What follows is what the promos tried to make look like a video game, but is actually Charlie's nightmare about a video game. To break the endless loop, Dean has to make Charlie realize that it's time to let go of her mother. In the waking world, Sam learns that there's a second Djinn -- Djinnifer's son -- and that's why Charlie wasn't cured. Or... something. He manages to kill the kid, even in his weakened state, and brings Charlie and Dean back to reality.
In the end, Charlie lets go of her mother and Dean lets go of Sam. Where he's been in no hurry to find Kevin and let baby bro complete the third trial, he now realizes that the time has come, as it always does in May, to get on with the business of the family business. Stay tuned for the full recap.
Want more? The full recap starts right below!
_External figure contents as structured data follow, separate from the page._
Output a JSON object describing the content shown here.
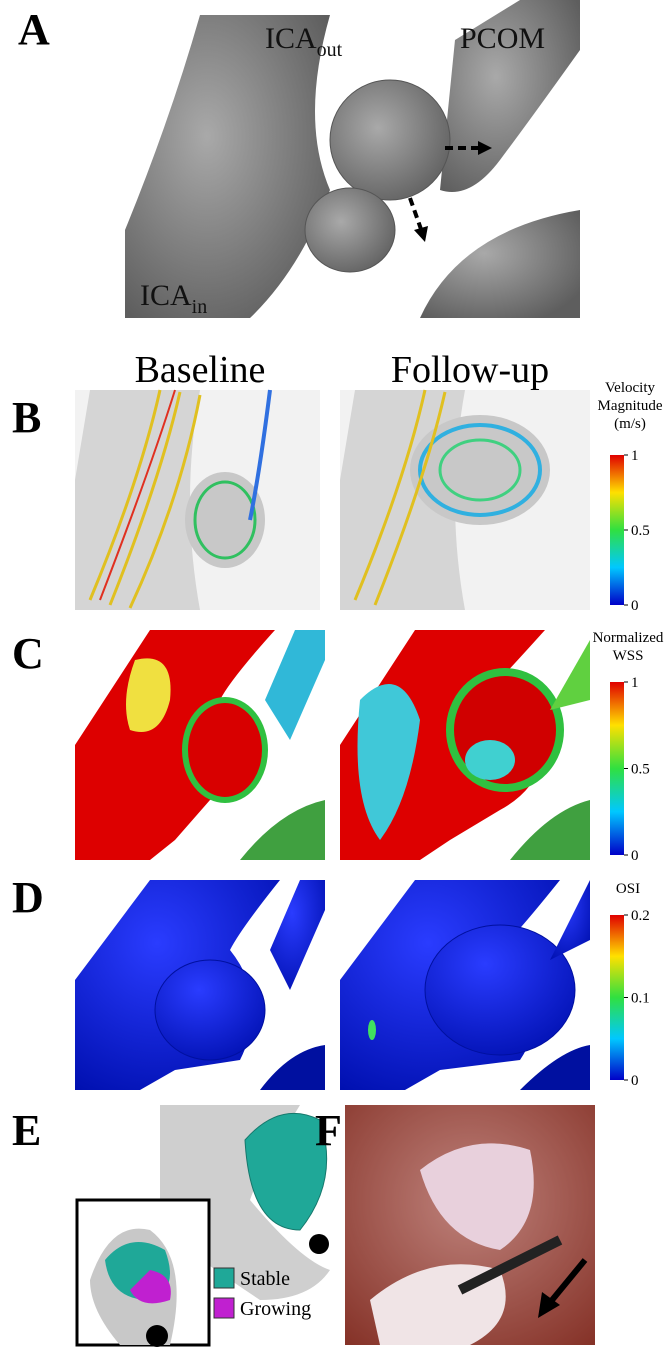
{
  "panels": {
    "labels": [
      "A",
      "B",
      "C",
      "D",
      "E",
      "F"
    ]
  },
  "annotations": {
    "ica_out": {
      "main": "ICA",
      "sub": "out"
    },
    "pcom": "PCOM",
    "ica_in": {
      "main": "ICA",
      "sub": "in"
    }
  },
  "columns": [
    "Baseline",
    "Follow-up"
  ],
  "colorbars": [
    {
      "title": [
        "Velocity",
        "Magnitude",
        "(m/s)"
      ],
      "ticks": [
        1,
        0.5,
        0
      ]
    },
    {
      "title": [
        "Normalized",
        "WSS"
      ],
      "ticks": [
        1,
        0.5,
        0
      ]
    },
    {
      "title": [
        "OSI"
      ],
      "ticks": [
        0.2,
        0.1,
        0
      ]
    }
  ],
  "legend": [
    {
      "name": "Stable",
      "color": "#1fa898"
    },
    {
      "name": "Growing",
      "color": "#c020d0"
    }
  ]
}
THEN! "Carver Edlund" wrote a series of books all about the Winchester brothers taking off their shirts all the time. (Also, what in the hell is "Dean" doing on the cover? Adjusting his travel pillow? Toweling off after a a trip to the spa?) In other meta news, Charlie Bradbury ruled over a LARP kingdom called "MoonDoor," which Sam and Dean crashed during a recent case. Already suffering from his first Hell Gate trial, Sam completed a second one that involved springing Bobby Singer from a slightly grungy closet. The Lord's Loopiest Prophet, Kevin Tran, fled with the Demon Tablet when he thought Crowley was invading his dreams and/or houseboat.
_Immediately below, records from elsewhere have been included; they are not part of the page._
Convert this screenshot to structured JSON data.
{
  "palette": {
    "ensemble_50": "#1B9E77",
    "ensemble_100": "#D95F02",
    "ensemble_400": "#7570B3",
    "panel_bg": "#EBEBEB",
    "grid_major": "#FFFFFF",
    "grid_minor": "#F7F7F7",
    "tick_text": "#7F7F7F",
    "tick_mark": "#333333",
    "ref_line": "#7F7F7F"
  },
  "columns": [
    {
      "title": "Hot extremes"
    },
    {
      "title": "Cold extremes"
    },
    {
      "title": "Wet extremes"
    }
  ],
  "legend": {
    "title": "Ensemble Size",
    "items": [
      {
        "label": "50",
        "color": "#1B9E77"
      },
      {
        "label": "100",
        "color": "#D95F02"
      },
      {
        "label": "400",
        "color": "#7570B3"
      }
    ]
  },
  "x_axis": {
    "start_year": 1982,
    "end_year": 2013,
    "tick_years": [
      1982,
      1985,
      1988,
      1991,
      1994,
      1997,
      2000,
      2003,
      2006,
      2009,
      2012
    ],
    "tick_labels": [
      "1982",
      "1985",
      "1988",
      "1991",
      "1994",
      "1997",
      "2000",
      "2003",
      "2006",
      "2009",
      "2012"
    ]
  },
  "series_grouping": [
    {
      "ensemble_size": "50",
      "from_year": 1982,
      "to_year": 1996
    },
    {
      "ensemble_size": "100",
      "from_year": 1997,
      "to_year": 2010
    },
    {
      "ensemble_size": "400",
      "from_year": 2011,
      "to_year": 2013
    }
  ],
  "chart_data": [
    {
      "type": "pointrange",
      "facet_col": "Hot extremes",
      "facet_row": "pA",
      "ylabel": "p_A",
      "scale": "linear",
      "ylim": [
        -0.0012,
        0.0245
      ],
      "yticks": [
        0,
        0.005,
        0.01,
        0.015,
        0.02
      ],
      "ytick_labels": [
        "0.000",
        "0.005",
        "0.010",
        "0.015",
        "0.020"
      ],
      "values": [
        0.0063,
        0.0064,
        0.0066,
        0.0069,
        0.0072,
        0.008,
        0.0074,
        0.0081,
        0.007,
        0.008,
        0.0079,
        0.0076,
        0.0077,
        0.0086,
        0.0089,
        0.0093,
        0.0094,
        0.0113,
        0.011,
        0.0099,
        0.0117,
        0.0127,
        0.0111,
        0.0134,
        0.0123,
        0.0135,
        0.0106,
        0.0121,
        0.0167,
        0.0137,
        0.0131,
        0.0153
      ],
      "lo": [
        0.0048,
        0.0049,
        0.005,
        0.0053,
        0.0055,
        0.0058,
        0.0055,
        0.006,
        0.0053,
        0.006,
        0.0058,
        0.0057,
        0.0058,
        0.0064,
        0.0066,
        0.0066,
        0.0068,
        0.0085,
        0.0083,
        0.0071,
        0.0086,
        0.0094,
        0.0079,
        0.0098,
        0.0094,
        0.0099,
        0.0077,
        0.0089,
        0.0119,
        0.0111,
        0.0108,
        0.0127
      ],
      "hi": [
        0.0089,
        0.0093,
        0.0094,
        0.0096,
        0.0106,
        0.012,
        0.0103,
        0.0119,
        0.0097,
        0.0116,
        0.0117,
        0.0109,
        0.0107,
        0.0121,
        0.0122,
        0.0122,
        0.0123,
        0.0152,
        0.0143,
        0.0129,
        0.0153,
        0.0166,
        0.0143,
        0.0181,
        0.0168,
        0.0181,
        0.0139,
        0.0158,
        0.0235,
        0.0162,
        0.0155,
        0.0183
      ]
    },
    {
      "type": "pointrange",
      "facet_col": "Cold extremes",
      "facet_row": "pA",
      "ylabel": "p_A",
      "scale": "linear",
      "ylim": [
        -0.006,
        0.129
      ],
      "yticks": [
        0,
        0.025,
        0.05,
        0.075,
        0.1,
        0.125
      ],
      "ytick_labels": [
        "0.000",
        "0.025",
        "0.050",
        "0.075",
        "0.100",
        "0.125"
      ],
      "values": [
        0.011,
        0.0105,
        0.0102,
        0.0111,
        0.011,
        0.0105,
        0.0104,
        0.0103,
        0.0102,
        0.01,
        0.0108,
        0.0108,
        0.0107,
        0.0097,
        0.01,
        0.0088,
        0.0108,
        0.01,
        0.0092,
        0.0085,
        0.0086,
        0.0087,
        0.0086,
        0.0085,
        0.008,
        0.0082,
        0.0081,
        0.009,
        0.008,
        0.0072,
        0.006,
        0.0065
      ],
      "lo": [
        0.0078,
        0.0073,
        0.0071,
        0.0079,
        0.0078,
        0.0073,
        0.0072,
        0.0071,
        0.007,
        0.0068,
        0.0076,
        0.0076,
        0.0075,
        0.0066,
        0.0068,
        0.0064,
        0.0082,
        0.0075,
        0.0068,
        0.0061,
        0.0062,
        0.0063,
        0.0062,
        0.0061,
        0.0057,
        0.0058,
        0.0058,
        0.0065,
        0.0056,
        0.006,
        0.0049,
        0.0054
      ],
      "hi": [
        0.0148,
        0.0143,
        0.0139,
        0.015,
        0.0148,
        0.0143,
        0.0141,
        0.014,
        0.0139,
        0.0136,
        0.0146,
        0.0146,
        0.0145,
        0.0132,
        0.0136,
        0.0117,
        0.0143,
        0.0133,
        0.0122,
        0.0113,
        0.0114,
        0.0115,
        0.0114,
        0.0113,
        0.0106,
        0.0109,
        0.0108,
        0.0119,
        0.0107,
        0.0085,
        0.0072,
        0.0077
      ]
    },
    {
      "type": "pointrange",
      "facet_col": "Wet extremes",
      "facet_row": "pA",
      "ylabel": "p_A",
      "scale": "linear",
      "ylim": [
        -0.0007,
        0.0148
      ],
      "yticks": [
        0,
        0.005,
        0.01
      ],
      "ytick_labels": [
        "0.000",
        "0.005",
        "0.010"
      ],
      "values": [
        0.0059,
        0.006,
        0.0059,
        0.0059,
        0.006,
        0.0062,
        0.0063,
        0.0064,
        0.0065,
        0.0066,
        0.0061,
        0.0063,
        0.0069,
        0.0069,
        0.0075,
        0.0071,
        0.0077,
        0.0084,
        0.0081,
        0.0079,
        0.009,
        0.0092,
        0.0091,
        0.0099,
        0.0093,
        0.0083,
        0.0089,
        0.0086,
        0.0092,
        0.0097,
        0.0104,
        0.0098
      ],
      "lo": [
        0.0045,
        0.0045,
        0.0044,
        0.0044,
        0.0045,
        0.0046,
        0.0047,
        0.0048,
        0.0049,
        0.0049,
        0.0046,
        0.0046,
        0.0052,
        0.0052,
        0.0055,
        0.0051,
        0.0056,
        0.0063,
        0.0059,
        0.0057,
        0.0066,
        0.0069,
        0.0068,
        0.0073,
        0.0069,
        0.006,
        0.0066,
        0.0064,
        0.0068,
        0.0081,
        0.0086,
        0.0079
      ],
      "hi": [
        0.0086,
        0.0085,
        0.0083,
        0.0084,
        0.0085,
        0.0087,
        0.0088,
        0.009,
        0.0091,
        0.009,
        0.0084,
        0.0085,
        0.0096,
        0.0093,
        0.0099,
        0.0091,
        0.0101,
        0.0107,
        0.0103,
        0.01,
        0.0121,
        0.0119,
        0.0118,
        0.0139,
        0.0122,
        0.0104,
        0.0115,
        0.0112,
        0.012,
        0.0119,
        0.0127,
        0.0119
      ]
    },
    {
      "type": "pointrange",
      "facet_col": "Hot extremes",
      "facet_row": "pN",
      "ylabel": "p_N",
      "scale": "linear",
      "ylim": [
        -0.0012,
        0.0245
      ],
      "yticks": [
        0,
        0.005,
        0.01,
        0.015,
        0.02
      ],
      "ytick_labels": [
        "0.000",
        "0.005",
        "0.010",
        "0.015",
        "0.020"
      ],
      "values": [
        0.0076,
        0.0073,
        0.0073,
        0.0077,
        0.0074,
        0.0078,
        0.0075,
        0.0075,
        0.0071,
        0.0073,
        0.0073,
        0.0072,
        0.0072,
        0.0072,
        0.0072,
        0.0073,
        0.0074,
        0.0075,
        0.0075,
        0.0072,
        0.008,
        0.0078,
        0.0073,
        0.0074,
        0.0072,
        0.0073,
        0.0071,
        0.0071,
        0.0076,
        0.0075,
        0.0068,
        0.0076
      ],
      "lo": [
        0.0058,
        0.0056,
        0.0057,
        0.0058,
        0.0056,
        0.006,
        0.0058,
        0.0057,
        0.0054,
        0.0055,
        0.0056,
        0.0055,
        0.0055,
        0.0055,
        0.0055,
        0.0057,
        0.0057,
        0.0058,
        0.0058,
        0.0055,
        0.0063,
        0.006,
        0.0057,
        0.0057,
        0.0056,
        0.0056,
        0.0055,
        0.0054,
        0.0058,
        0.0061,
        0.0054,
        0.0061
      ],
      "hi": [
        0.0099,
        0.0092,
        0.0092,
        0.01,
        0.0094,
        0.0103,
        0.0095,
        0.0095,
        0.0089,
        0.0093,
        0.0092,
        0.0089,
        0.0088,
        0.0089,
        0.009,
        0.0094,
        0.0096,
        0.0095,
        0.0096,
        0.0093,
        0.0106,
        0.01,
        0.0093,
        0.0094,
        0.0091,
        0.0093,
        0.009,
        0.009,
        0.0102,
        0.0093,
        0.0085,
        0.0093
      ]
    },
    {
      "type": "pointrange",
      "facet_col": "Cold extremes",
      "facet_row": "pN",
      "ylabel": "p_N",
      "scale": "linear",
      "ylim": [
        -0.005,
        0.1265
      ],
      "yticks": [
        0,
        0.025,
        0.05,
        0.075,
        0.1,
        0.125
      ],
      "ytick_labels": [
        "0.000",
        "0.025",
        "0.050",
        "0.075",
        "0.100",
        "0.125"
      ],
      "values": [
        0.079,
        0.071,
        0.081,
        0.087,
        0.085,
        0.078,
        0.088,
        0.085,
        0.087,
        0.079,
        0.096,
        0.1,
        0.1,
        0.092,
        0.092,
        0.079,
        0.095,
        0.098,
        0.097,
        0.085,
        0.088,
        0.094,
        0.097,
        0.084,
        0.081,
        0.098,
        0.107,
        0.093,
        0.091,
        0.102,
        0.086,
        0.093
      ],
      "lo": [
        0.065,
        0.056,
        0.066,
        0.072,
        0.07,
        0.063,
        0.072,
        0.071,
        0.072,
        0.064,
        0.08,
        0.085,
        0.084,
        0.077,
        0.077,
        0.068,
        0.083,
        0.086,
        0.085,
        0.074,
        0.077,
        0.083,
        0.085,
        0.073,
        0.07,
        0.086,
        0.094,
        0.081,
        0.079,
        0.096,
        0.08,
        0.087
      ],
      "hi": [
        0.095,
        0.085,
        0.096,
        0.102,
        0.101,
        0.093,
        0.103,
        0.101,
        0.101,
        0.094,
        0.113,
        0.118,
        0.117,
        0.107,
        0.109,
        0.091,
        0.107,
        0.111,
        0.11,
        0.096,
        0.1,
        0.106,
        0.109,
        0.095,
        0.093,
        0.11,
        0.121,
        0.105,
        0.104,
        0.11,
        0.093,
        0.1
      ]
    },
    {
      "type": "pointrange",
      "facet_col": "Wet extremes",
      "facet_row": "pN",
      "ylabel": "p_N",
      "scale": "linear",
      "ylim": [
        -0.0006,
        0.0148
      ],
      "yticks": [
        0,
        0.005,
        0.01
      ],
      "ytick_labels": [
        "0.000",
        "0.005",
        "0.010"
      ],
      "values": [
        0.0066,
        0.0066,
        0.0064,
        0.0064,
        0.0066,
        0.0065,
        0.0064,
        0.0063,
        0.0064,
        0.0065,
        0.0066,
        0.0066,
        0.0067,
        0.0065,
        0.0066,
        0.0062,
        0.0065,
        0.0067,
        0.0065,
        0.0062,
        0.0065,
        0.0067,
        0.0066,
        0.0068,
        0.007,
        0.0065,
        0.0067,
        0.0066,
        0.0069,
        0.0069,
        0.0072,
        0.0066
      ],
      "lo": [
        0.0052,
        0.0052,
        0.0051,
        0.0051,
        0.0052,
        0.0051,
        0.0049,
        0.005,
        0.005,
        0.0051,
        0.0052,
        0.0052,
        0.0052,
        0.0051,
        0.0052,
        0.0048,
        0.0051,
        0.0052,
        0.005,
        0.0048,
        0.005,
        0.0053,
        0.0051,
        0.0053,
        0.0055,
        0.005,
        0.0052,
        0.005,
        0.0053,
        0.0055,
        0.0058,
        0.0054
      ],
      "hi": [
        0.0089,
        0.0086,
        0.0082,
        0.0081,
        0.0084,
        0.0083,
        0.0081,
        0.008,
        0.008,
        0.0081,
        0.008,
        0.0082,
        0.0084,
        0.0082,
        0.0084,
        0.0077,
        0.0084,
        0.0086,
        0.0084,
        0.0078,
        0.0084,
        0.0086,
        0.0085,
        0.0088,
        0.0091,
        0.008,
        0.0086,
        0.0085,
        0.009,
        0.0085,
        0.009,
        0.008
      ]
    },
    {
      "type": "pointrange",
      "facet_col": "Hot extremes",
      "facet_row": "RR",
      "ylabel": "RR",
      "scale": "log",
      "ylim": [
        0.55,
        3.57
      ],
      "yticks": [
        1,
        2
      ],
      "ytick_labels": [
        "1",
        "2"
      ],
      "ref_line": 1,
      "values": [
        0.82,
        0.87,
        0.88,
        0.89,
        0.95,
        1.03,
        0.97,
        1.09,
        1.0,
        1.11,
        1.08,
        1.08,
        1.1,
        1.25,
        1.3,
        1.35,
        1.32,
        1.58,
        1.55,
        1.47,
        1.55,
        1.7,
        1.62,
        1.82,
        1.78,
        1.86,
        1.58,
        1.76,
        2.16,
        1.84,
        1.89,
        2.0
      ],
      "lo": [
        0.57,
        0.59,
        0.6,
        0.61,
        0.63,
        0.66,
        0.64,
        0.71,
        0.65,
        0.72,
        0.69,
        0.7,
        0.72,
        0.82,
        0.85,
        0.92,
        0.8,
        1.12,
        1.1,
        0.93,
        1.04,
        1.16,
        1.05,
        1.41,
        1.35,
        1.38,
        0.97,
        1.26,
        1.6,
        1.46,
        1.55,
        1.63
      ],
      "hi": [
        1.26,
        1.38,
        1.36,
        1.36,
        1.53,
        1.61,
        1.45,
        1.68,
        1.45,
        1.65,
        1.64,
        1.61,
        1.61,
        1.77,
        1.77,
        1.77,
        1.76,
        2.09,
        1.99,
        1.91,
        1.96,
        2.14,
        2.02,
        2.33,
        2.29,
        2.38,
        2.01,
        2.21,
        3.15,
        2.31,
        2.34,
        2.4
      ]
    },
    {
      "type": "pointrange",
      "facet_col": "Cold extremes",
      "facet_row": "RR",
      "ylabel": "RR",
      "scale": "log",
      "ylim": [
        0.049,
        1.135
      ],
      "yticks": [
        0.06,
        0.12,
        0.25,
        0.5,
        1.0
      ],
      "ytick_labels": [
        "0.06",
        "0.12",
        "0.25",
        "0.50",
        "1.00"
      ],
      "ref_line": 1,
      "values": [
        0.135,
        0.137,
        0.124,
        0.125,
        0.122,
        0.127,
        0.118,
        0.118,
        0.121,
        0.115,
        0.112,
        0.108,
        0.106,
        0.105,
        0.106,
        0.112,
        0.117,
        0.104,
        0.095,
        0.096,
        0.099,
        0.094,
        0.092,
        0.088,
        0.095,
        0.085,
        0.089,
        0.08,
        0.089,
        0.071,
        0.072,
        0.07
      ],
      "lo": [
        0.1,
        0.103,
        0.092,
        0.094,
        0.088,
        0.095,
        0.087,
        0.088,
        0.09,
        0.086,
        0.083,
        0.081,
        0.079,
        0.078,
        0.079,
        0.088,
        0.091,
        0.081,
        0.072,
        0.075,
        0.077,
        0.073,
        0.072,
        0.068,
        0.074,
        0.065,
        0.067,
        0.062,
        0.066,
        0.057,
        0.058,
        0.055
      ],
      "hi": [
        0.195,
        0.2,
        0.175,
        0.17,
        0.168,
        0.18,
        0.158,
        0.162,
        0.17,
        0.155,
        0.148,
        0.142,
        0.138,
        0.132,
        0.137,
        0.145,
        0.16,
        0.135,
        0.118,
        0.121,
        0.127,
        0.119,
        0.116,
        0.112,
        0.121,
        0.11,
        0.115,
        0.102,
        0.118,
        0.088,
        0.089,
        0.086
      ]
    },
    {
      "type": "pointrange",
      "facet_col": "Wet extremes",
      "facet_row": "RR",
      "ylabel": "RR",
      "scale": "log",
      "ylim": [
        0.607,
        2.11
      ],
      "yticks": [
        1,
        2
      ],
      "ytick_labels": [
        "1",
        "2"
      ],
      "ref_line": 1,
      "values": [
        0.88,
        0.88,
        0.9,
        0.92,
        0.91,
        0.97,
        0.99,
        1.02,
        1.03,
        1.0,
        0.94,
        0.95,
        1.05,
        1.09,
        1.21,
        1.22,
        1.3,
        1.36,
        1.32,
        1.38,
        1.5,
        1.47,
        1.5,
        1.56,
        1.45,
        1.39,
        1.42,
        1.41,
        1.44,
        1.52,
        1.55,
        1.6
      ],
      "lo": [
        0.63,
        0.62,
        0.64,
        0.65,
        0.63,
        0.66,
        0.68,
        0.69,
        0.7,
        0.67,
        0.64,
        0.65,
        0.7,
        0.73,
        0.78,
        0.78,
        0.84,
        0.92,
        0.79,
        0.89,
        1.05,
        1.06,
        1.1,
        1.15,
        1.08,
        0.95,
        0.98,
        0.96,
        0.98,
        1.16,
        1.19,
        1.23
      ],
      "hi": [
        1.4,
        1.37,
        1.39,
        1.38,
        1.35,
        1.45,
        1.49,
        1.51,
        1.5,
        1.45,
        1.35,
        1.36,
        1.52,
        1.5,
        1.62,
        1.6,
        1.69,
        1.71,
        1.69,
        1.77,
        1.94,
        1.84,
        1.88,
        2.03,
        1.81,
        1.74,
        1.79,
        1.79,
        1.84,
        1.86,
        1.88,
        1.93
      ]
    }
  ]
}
NOW! For a welcome change of pace, we begin not with rainy night, but with sunshine. In what looks like a U.S. Army office, a man sits slumped over his desk. With a startled gasp, he lifts his neatly pomaded head and casts a confused gaze over his surroundings. Why, it's none other than Dean Winchester, wearing an officer's uniform and tidy lab coat! He sees a photo of President Truman on the wall behind him. "The hell?" He looks down at himself and notices his odd attire for the first time. He strips out of the lab coat, because you don't put Dean Winchester in a snazzy uniform and not show it off. In the background, Big Band music is playing. Dean takes the needle off the record, but the music plays on. Curiouser and curiouser. As he looks around a bit more, he sees a table that's been turned on its side and shoved up against the door. Recognizing that this is pretty much the universal sign for "there is some bad shit going on out there," he stomps off one of the table's legs and wields it like a club as he ventures outside the office. A dozen or more bodies lie on the floor, blood staining their uniforms from the neck down. Dean picks his way carefully down the hall and finds a newspaper clutched in a dead nurse's hand. "Truman Denies Military Experiments," proclaims the headline, right next to the 1951 dateline. Dean finds an elevator, but no sooner has he pressed the buttons than something snarly sneaks up behind him. All we see is its long, misshapen shadow. Is it Sam? Maybe it's Sam. We'll have to wait to find out, as its identity is concealed by the exploding flames of this season's title card.